Monday, October 3, 2016

MS. FOUND IN A BOTTLE (1833)

MS. FOUND IN A BOTTLE, though it may have been intended to be something of a burlesque of other "tall tales of the sea," shows Poe finally giving full rein to his daemonic imagination.

The "message" is purportedly one abandoned to the seas in a bottle, written by a man lost at sea. His sailing-vessel is caught up by a titanic storm, and, instead of simply being sunk, the ship is caught up and pulled along by the force of the storm. The narrator and one other man survive the initial torrent, but this already fantastic situation turns wilder when the ship he's on is destroyed by a second, larger ship, also being borne along by the great storm. The other survivor apparently perishes, but the narrator is flung onto the second ship. This ship still has a crew, though all of the sailors are so aged that they don't even apprehend the narrator's presence.
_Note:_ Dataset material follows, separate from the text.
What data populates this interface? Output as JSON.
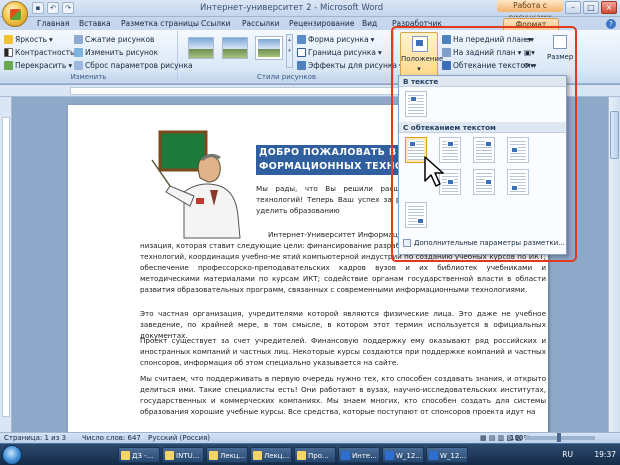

Still alone even among these Sargasso-like survivors, the storm finally hurls the whole megilla down into an endless abyss-- though apparently not one so endless that the bottle with the message fails to show up in the mortal world once more.

I frankly didn't know whether or not Poe really believed that such phenomena were possible, or if it was all just a jape. This site, however, suggests that Poe harbored some eccentric beliefs about the structure of the known universe, and that MS. may be based in part upon those beliefs-- so I've decided to label it as "marvelous."